I wicie co, moze ja zasluzylam na takie traktowanie. Ale co zrobil moj 6 tyg synek??? Dzisiaj musiala go obudzic o 4 rano, zeby odwiesc mame i corka na lotnisko bo moj facet nie wrocil na noc. Fakt, wyrzucilam go z domu ale nie pomyslal o tym ze nie bede miala z kim samuela zostawic. A lotnicko 70 km od mojgo domu. Maly w pewnym momencie sie ak rozplakal, z zatrzymalam sie miedzy pasami drogi i karmiac go plakalam razem z nim. A na dodatek dowiedzialm sie ze na koncie nie mam kasy, bo on trzymal karte.
Nie moge jechac do pl bo nie mam paszportu dla malego a zeby go wyrobic musi byc ojcic dziecka z nami.
Wiec to nie taki proste jak sie to co niektorym wydaje. Nie osadzajcie tak latwo, bo nie zawsze wiecie jak to jest. Ja nie mowie ze jestem super i w ogole, ale troch szacunku...
Komentarze
Wyświetlono: 11 - 15 z 15.
I koniecznie otworz wlasne konto w banku zeby Twoj maz nie mial do niego dostepu. Skontaktuj sie rowniez z Citizens Advice Bureau po bezplatna porade prawna bo jestem pewna ze Twoj maz bedzie musial wspierac Cie finansowo. Ja coprawda mieszkam w Szkocji ale wydaje mi sie ze to o czym pisze jest dostepne w Anglii :)
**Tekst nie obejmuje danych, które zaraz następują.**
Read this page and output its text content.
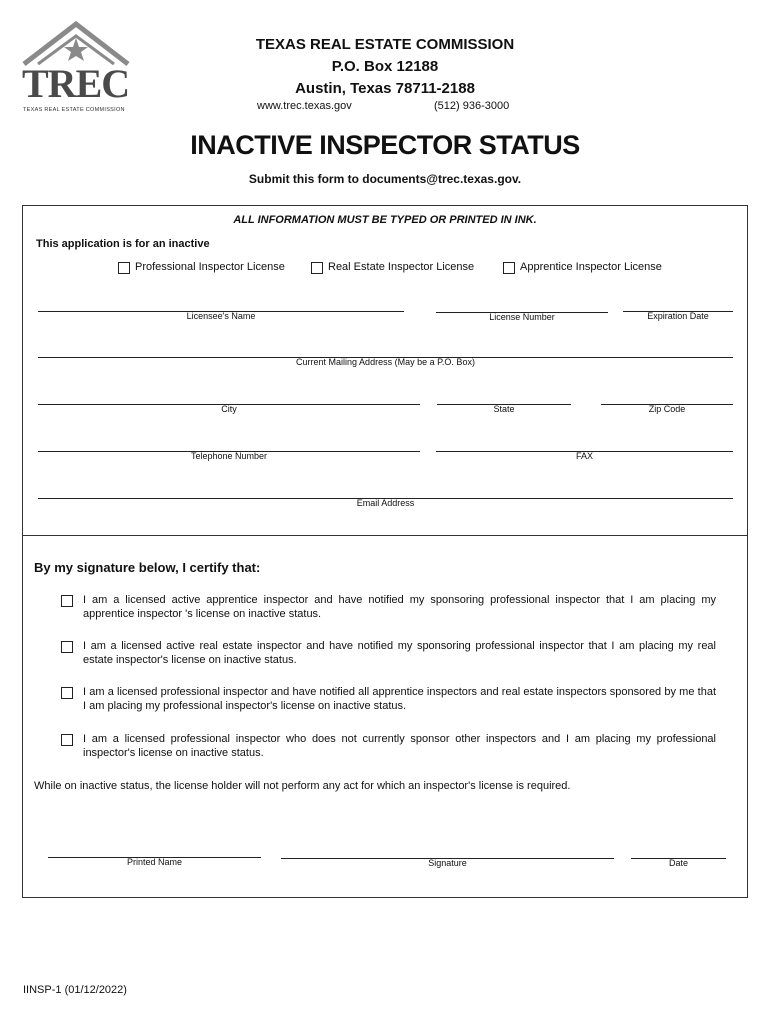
TREC
TEXAS REAL ESTATE COMMISSION
TEXAS REAL ESTATE COMMISSION
P.O. Box 12188
Austin, Texas 78711-2188
www.trec.texas.gov	(512) 936-3000
INACTIVE INSPECTOR STATUS
Submit this form to documents@trec.texas.gov.
ALL INFORMATION MUST BE TYPED OR PRINTED IN INK.
This application is for an inactive
Professional Inspector License	Real Estate Inspector License	Apprentice Inspector License
Licensee's Name	License Number	Expiration Date
Current Mailing Address (May be a P.O. Box)
City	State	Zip Code
Telephone Number	FAX
Email Address
By my signature below, I certify that:
I am a licensed active apprentice inspector and have notified my sponsoring professional inspector that I am placing my apprentice inspector 's license on inactive status.
I am a licensed active real estate inspector and have notified my sponsoring professional inspector that I am placing my real estate inspector's license on inactive status.
I am a licensed professional inspector and have notified all apprentice inspectors and real estate inspectors sponsored by me that I am placing my professional inspector's license on inactive status.
I am a licensed professional inspector who does not currently sponsor other inspectors and I am placing my professional inspector's license on inactive status.
While on inactive status, the license holder will not perform any act for which an inspector's license is required.
Printed Name	Signature	Date
IINSP-1 (01/12/2022)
Bardzo Ci współczuję. Nie będę Cię oceniać bo nie o to chodzi. Trzymaj się :*
Tak jak napisałam we wcześniejszym blogu dostajesz po dupie ,nie powiem masz bardzo nieciekawą sytuację wtedy i teraz.Ale powiem ci jedno,straconego czasu z córką nie kupisz ,możesz kupować jejwszystko ale z czasem będziesz tego tak żałowała,że już nie będzie odwrotu,moja koleżanka zostawiła syna na pół roku-wydaje się,że tylko pół roku,niestety,minęły już 4 lata a ona tego pół roku nie umie nadrobić a wręcz ma tak pod górkę z synem,takie klocki jej odstawia,że psycholog nie jest jej w stanie pomóc-powód pół roku nie było jej przy synu.Teraz chodzą razem do psychoanalityka czy psychoterapeuty i pomalutku dochodzą do siebie.Uciekłaś z Pl aby spłacić długi,gdybyś poszła w PL do pracy,też byś spłaciła i długi,adwokatów i tak dalej.Ty wybrałaś z jakiś przyczyn ten wyjazd nie z powodu kasy tylko z innego,nie wiem z jakiego ty tylko wiesz...Nie zazdroszczę ci sytuacji,nie będę prawić morałów ale napiszę ci tylko jedno co mi na sercu leży:cholernie mi jest żal twojej córki,że nie może przytulić się do mamy,pogadać z nia,iść na zakupy,zjeść pizzę razem,pooglądać TV,
Dziwie się,że opisujesz swoje przeżycia na forum, zastanawiające jest dlaczego się tu tłumaczysz...miałam w sumie nic nie pisać w tej sprawie ale stwierdziłam,że skoro sama tu "pierzesz swoje brudy" to liczesz się też z tym,że padną słowa krytyki..Ja, owszem mogę zrozumieć wyjazd za granicę żeby spłacić długi, pewnie trudno by ci było dostać tak dobrze płatną pracę w Polsce,życie dało ci w kość... ale potem piszesz,że sprawy się poukładały i chciałaś zabrać córkę do siebie. Ona nie chciała jechać,co jest całkiem zrozumiałe.Dalszej części przepraszam ale już nie rozumie.Ja wróciłabym wtedy do Polski i została z dzieckiem.Napewno jakaś praca by się znalazła, na pomoc rodziców z tego co piszesz mogłaś liczyć. Podjęłaś jednak taką a nie inną decyzję i sądzę,że trochę ją żałujesz, stąd ten wpis.